The Jazz selected Tennessee forward Jarnell Stokes with the 35th pick then dealt him to the Grizzlies for a second-round pick in 2016.
The Nets made a late move into the draft, acquiring the rights to No. 44 pick Markel Brown from Minnesota. The Nets sent the Timberwolves cash considerations for the guard from Oklahoma State.
The Wizards agreed to sell the draft rights of second-round pick Jordan Clarkson, a guard out of Missouri taken 46th, to the Lakers.
The Timberwolves traded the 53d pick to the Rockets for cash considerations. Houston selected Italian forward Alessandro Gentile.

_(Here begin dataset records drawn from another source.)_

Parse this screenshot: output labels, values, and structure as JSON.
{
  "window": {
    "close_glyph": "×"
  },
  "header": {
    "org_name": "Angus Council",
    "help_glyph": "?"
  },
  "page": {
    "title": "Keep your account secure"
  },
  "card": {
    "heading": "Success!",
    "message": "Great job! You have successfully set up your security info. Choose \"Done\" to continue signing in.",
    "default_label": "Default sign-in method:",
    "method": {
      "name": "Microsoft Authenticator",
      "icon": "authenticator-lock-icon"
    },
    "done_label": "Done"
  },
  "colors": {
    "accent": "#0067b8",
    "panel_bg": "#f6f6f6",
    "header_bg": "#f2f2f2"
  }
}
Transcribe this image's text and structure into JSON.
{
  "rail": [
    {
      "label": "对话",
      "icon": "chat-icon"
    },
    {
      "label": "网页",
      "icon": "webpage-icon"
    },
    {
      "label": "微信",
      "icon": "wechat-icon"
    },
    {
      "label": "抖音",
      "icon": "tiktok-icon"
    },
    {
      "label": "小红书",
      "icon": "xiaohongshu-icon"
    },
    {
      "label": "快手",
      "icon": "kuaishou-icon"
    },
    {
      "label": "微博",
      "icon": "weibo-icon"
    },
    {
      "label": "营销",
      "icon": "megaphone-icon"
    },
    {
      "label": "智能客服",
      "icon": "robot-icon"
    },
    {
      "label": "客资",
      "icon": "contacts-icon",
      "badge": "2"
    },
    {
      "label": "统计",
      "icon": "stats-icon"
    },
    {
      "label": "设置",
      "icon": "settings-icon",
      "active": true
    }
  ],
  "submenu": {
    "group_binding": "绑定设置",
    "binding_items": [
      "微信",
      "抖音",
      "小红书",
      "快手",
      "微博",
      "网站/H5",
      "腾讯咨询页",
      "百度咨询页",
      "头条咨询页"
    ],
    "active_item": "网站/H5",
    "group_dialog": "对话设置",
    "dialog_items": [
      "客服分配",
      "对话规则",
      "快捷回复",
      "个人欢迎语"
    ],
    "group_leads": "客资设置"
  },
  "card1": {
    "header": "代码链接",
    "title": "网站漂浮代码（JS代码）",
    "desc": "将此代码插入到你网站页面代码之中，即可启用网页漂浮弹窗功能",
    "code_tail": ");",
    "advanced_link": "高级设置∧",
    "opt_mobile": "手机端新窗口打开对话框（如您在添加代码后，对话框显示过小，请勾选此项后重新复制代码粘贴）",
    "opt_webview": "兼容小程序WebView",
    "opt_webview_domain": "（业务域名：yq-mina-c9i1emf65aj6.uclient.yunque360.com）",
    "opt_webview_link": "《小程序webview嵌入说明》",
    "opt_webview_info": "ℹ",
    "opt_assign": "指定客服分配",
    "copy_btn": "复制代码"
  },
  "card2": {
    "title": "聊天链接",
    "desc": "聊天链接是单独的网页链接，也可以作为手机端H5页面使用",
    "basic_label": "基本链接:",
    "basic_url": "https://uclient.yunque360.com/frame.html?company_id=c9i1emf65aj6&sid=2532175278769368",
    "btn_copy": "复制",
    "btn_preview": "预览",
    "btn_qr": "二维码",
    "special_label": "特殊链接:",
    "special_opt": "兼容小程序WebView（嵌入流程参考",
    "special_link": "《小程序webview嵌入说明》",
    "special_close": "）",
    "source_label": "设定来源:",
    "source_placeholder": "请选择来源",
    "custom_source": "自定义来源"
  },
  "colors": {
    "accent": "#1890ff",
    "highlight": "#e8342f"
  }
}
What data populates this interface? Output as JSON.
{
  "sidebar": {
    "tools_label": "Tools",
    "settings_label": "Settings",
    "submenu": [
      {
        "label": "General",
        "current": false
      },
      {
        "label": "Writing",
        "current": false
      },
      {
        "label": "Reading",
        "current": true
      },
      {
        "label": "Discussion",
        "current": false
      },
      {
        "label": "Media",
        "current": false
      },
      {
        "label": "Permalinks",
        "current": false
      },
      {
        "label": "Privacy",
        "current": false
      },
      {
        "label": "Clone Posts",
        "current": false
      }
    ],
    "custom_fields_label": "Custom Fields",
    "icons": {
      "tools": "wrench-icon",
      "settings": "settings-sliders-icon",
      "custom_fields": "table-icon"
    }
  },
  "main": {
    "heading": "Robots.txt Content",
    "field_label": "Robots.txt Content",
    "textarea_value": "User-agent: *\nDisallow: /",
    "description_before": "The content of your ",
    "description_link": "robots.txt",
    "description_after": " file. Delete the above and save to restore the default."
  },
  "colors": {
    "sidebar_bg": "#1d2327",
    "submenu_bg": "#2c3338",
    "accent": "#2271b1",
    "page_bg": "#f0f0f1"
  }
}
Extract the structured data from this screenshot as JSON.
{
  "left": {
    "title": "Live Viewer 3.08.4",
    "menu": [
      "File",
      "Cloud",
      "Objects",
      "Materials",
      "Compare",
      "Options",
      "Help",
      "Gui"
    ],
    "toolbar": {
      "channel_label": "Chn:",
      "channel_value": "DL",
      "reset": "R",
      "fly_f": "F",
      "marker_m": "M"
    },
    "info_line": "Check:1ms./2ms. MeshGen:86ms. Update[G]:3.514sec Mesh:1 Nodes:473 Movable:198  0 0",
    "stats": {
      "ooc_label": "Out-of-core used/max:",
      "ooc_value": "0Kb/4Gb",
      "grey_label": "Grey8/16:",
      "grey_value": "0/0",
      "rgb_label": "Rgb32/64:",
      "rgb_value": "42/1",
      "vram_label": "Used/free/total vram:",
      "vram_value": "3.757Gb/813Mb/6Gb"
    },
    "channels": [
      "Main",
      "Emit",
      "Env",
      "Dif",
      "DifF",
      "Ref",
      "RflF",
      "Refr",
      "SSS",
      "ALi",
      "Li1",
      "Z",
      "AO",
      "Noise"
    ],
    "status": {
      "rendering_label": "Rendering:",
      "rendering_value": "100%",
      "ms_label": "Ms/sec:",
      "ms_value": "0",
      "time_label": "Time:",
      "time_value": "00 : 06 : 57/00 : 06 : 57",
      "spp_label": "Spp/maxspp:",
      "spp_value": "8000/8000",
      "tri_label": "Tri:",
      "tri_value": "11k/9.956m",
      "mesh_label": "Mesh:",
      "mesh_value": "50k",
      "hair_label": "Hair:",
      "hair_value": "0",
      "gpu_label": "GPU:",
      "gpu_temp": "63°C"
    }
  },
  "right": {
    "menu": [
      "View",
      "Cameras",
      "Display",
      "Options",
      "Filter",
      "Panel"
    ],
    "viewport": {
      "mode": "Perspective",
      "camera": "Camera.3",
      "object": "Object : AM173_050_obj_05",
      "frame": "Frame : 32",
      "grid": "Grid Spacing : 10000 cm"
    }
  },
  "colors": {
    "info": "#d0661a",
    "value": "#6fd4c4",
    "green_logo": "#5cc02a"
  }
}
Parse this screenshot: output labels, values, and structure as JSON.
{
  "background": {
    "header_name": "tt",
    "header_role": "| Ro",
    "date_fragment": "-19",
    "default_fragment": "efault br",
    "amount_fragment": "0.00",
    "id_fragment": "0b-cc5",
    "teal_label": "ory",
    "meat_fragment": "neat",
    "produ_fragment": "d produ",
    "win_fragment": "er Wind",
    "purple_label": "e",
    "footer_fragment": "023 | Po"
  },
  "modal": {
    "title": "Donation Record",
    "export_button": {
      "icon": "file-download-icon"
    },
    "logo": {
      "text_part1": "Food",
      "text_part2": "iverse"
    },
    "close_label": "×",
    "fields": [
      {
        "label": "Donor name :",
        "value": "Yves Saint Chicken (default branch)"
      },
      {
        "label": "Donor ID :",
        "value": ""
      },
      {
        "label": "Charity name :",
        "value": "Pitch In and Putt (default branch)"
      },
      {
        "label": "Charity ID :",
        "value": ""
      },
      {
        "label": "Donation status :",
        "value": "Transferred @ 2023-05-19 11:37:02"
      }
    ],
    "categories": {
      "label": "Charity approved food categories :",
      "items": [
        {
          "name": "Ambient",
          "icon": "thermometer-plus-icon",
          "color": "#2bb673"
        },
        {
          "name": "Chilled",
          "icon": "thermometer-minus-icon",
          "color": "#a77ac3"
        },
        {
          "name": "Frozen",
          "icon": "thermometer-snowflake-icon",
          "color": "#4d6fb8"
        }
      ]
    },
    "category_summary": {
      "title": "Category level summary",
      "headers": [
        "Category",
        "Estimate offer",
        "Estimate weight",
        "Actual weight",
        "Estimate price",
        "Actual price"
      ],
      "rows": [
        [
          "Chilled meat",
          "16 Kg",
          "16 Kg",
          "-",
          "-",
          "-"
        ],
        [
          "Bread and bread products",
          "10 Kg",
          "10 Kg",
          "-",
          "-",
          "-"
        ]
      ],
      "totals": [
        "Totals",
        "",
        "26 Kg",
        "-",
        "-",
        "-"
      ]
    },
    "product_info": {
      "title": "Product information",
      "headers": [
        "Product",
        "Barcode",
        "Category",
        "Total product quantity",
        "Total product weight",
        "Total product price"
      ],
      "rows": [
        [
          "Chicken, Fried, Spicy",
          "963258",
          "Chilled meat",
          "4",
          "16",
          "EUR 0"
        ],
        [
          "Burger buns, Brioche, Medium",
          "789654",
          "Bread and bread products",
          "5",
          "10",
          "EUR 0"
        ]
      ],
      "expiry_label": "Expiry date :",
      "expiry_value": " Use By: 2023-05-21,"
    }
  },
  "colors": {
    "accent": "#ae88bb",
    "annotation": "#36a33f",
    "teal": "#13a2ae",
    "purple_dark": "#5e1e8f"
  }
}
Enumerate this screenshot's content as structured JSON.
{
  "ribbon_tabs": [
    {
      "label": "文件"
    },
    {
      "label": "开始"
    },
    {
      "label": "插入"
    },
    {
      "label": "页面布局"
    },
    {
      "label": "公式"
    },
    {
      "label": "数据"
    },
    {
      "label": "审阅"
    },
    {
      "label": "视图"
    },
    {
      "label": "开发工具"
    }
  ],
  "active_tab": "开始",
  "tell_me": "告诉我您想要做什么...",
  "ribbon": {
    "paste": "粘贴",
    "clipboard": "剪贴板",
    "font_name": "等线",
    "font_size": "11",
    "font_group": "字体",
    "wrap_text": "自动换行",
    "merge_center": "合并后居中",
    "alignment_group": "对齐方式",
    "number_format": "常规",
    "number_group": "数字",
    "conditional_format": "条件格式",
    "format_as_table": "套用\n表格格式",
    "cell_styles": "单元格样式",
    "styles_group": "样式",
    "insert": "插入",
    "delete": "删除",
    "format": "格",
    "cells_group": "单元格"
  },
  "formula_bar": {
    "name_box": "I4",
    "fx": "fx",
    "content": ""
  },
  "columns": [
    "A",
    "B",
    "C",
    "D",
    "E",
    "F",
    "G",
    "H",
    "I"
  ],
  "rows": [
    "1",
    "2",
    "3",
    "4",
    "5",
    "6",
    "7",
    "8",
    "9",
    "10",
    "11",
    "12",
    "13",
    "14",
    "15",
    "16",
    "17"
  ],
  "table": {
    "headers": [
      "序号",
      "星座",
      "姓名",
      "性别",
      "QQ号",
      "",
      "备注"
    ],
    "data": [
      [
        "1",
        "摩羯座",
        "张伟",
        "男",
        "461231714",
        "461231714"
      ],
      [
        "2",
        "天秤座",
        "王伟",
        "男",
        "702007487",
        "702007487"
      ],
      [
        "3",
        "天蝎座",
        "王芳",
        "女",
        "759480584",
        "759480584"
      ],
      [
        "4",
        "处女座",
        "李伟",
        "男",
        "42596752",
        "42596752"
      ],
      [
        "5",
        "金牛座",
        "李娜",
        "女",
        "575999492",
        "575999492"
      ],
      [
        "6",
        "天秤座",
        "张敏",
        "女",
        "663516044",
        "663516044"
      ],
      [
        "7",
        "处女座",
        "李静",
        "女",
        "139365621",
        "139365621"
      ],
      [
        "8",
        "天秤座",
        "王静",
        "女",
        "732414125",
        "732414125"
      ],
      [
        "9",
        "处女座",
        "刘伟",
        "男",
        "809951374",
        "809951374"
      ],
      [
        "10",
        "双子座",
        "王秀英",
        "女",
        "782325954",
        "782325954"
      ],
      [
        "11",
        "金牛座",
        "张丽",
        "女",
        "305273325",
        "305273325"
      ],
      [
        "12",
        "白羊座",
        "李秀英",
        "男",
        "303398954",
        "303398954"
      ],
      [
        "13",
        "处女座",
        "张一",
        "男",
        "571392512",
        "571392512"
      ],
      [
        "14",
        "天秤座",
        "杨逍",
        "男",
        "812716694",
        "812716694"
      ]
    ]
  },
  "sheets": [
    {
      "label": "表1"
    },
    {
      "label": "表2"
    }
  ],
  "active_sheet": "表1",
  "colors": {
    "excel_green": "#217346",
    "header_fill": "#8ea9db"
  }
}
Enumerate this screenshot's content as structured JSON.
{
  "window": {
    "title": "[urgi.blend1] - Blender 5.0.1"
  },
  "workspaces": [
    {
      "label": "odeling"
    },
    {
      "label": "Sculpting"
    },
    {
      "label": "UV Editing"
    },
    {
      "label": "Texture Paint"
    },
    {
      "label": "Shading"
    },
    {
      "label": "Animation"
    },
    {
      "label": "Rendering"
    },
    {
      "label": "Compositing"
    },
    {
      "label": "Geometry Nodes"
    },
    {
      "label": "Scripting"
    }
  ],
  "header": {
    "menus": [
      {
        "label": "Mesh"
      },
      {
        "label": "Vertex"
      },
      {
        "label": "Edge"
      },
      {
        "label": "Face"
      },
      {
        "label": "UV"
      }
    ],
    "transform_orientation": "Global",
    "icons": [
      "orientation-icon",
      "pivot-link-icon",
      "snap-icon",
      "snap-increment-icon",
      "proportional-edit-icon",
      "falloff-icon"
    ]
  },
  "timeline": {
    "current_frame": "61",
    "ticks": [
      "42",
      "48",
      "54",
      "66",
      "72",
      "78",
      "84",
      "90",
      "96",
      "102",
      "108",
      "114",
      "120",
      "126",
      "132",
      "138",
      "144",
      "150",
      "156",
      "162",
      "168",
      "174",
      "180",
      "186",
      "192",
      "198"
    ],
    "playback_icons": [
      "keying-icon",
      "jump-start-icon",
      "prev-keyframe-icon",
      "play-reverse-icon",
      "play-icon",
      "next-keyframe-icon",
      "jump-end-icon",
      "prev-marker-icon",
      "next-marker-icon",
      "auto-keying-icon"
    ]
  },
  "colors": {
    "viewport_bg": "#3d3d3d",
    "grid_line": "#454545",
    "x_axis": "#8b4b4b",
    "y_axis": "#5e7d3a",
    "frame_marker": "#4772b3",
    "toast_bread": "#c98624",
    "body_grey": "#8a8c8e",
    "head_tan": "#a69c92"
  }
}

Between the announcements of the 15th and 16th picks came a very special selection by the NBA. Commissioner Adam Silver announced that the NBA would let Isaiah Austin fulfill the dream of every young player, making him a ceremonial pick. Just over a week ago, the sophomore center from Baylor was diagnosed with Marfan syndrome, a rare genetic disorder that affects the heart. It ended his playing career. The illness was discovered during a physical for the draft. The crowd at Barclays Center in New York rose to its feet as Austin, sitting in the waiting area with most of the first-round picks, hugged family members and put on a generic NBA cap. He went up to the stage and posed with Silver, just as all the drafts picks do when they are called. Austin was expected to be a high pick . . . Despite having no picks this year, the Trail Blazers still made news by offering All-Star forward LaMarcus Aldridge a maximum contract extension. The offer was confirmed Thursday by a person close to the negotiations who could not comment publicly because the team had not formally announced it. Aldridge, in the fifth and final year of a $65 million contract, is set to become a free agent next summer. The Blazers hope to lure him to stay with a five-year, $108 million extension.